Ci sono passaggi nella storia del presente che avvengono quasi sottovoce, a labbra socchiuse e occhi distratti.
Sassari (e il suo centro storico in particolare) è un luogo permeato dalla storia, tra profumi e civiltà anche minime, dove ognuno ha sempre tentato di ribadire la propria sovranità dentro le mura. Oggi, senza consapevolezza, stiamo assistendo alla presa del Castello con la maleducazione e l’arroganza di pochi bulli senza cultura e senza storia.
Dopo le infinite risse, le provocazioni nei confronti dei passanti, le offese agli anziani, questa volta tre ragazzi annoiati hanno deciso di provare a dar fuoco ai capelli di una bambina e poi ad una vecchia suora.
Quando la notizia mi ha raggiunto non sono rimasto particolarmente stupito.
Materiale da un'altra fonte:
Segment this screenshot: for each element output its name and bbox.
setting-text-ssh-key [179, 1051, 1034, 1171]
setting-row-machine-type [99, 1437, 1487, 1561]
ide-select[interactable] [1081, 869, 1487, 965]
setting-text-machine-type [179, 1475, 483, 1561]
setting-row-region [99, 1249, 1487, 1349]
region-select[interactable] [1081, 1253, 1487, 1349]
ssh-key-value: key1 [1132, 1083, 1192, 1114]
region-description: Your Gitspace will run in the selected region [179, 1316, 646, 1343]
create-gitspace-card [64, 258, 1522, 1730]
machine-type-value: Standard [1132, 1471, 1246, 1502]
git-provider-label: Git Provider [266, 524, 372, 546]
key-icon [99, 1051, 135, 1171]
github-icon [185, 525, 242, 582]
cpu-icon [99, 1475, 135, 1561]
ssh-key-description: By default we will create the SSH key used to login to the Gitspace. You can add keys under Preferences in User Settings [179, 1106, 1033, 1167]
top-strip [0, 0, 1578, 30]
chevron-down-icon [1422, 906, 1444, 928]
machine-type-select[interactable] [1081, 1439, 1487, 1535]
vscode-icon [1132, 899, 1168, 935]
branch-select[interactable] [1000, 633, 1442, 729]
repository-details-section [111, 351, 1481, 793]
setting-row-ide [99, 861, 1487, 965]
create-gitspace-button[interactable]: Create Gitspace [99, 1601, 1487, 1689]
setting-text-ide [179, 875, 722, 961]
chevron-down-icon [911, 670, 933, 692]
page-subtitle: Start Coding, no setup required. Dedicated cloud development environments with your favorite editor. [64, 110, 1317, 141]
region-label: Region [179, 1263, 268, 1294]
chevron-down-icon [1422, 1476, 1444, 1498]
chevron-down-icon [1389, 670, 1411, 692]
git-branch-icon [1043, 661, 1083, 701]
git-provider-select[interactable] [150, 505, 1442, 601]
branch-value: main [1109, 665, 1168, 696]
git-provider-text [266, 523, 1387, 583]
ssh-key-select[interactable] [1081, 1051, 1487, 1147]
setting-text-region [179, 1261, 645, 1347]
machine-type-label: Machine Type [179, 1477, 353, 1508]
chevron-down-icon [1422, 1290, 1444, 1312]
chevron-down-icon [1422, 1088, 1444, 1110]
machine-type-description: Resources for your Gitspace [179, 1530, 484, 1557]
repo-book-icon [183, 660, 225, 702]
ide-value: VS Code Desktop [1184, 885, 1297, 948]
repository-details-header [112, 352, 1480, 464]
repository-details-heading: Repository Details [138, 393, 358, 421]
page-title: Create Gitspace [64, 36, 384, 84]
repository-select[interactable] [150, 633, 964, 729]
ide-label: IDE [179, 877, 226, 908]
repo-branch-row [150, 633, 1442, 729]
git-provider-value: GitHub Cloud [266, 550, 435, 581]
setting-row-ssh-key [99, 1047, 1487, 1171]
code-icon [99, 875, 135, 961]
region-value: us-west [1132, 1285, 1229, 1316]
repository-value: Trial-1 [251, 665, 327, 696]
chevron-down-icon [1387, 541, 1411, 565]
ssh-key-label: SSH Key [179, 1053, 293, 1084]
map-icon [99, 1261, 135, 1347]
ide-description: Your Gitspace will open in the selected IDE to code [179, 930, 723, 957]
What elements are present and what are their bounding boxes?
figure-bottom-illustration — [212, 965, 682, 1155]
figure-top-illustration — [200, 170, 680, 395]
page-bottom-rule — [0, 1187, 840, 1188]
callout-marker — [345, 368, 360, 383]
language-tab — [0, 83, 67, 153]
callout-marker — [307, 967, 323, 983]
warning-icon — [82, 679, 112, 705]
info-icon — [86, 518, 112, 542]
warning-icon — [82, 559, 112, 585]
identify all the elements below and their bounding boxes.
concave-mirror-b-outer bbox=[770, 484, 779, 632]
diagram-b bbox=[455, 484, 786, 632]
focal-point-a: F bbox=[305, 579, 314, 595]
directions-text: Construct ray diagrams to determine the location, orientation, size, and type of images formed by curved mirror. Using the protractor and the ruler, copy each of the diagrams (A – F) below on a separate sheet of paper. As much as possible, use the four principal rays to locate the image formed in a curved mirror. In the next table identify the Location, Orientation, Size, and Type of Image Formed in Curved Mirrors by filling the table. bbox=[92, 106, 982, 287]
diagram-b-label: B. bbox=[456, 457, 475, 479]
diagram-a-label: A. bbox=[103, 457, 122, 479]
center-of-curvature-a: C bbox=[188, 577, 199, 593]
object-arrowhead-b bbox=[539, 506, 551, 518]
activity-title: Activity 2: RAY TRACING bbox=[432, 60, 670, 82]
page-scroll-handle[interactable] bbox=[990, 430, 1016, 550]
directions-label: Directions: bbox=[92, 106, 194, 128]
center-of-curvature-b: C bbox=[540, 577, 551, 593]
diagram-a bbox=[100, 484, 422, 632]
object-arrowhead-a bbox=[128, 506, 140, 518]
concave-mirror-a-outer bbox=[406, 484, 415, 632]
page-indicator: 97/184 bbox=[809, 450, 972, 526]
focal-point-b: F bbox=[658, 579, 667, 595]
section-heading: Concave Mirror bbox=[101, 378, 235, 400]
Sapevo delle bombolette usate come lanciafiamme, ho assistito a tante risse, ho visto giovani con i guantoni da pugile sfidarsi dentro un cerchio di adolescenti miseramente eccitati, ho telefonato al 113 decine di volte.
Ora leggo che è stata organizzata una manifestazione per “pulire” queste strade, per ribadire la presenza della società civile dentro la Sassari che amiamo. Ho letto i commenti a favore e quelli che invocano scelte politiche – certamente necessarie – per scongiurare il peggio. Ricordo che quando vivevo a Bologna il permissivismo di un’amministrazione a me molto vicina portò alle risse, poi alle aggressioni, infine agli stupri. Violenze perpetrate in quegli spazi che una volta erano luoghi di aggregazione della società borghese e degli allegri proletari: di fronte a un bicchiere di Sangiovese e qualche fetta di mortadella si era tutti amici e compagni.
Ho riflettuto. Io sto con quelli che impugneranno il manico della scopa; per far capire che Sassari non può essere consegnata ai frutti di quei genitori che hanno abdicato il proprio ruolo. Sassari non può delegare alla scuola l’educazione che le famiglie non sono state capace di dare. Spero questo non generi provocazioni, ma un segnale distinto, chiaro, tangibile, è quantomai necessario.
O faremo la fine di quella paglietta di Grass, dimenticata sopra un armadio; perché dopo aver indossato un elmo militare il passo successivo è impugnare un’arma.